سال انتشار: ۱۳۸۸

محل انتشار: ششمین کنگره بین المللی مهندسی شیمی

تعداد صفحات: ۸

نویسنده(ها):

Shokoufe Tayyebi – Chemical & Petroleum Engineering Department, Sharif University Of Technology, Tehran, Iran
Ramin Boozarjomehry – Chemical & Petroleum Engineering Department, Sharif University Of Technology, Tehran, Iran
Mohammad Shahrokhi – Chemical & Petroleum Engineering Department, Sharif University Of Technology, Tehran, Iran

چکیده:

Fault diagnosing in the plant wide systems is a complicated problem, especially in detecting multiple faults. One of the common methods for diagnosing faults is based on the neural network.
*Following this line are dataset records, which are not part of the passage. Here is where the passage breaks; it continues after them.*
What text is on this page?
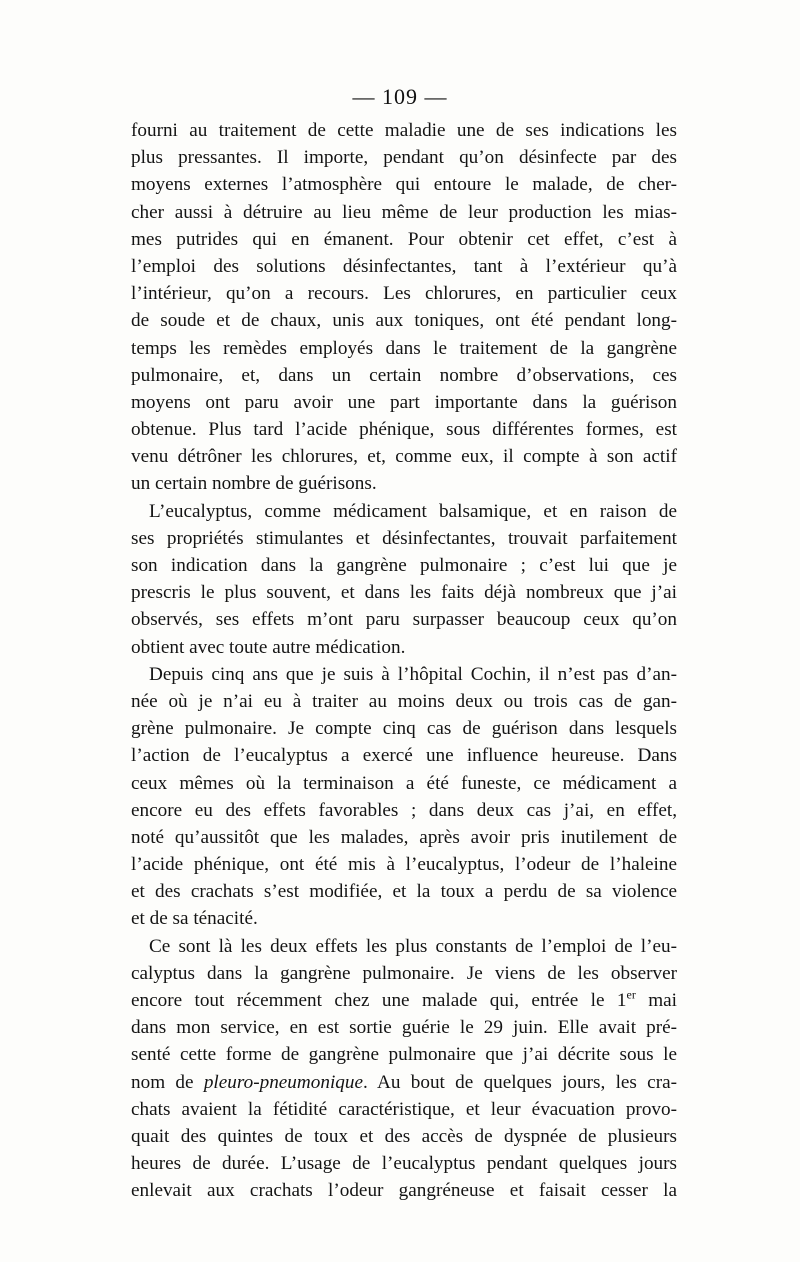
— 109 —
fourni au traitement de cette maladie une de ses indications les
plus pressantes. Il importe, pendant qu’on désinfecte par des
moyens externes l’atmosphère qui entoure le malade, de cher-
cher aussi à détruire au lieu même de leur production les mias-
mes putrides qui en émanent. Pour obtenir cet effet, c’est à
l’emploi des solutions désinfectantes, tant à l’extérieur qu’à
l’intérieur, qu’on a recours. Les chlorures, en particulier ceux
de soude et de chaux, unis aux toniques, ont été pendant long-
temps les remèdes employés dans le traitement de la gangrène
pulmonaire, et, dans un certain nombre d’observations, ces
moyens ont paru avoir une part importante dans la guérison
obtenue. Plus tard l’acide phénique, sous différentes formes, est
venu détrôner les chlorures, et, comme eux, il compte à son actif
un certain nombre de guérisons.
L’eucalyptus, comme médicament balsamique, et en raison de
ses propriétés stimulantes et désinfectantes, trouvait parfaitement
son indication dans la gangrène pulmonaire ; c’est lui que je
prescris le plus souvent, et dans les faits déjà nombreux que j’ai
observés, ses effets m’ont paru surpasser beaucoup ceux qu’on
obtient avec toute autre médication.
Depuis cinq ans que je suis à l’hôpital Cochin, il n’est pas d’an-
née où je n’ai eu à traiter au moins deux ou trois cas de gan-
grène pulmonaire. Je compte cinq cas de guérison dans lesquels
l’action de l’eucalyptus a exercé une influence heureuse. Dans
ceux mêmes où la terminaison a été funeste, ce médicament a
encore eu des effets favorables ; dans deux cas j’ai, en effet,
noté qu’aussitôt que les malades, après avoir pris inutilement de
l’acide phénique, ont été mis à l’eucalyptus, l’odeur de l’haleine
et des crachats s’est modifiée, et la toux a perdu de sa violence
et de sa ténacité.
Ce sont là les deux effets les plus constants de l’emploi de l’eu-
calyptus dans la gangrène pulmonaire. Je viens de les observer
encore tout récemment chez une malade qui, entrée le 1er mai
dans mon service, en est sortie guérie le 29 juin. Elle avait pré-
senté cette forme de gangrène pulmonaire que j’ai décrite sous le
nom de pleuro-pneumonique. Au bout de quelques jours, les cra-
chats avaient la fétidité caractéristique, et leur évacuation provo-
quait des quintes de toux et des accès de dyspnée de plusieurs
heures de durée. L’usage de l’eucalyptus pendant quelques jours
enlevait aux crachats l’odeur gangréneuse et faisait cesser la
In many cases, faults considered for diagnosing are not detectable and therefore the conventional neural network approach which uses the data corresponding to the steady state behavior of the system is not adequate. In this work, two frameworks have been proposed which are based on the utilization of a feed forward neural network trained based on a hybrid set of data consists of both the dynamic characteristics and steady state behavior of the system to diagnose multiple faults. The dynamic characteristics data includes the overshoot and undershoot values in the measured variables and also the time at which the variables met these values. The difference between these frameworks is how to integrate the dynamic characteristics data with steady state data for diagnosing multiple faults. To evaluate the performance of the proposed framework, the Tennessee Eastman (TE) process was used as the plant wide benchmark. Six faults have been considered in the assessment of the proposed framework, these six faults have been occurred in various scenarios in which each of these faults was occurred in a single manner and cases at which various combination of multiple faults (from double and triple simultaneous faults up to six simultanous faults) occurred in the TE process. The proposed framework helps to establish the detectable conditions in the plant wide system. The results indicate the generality, flexibility and accuracy of the proposed frameworks in diagnosing of multiple faults in the TE process.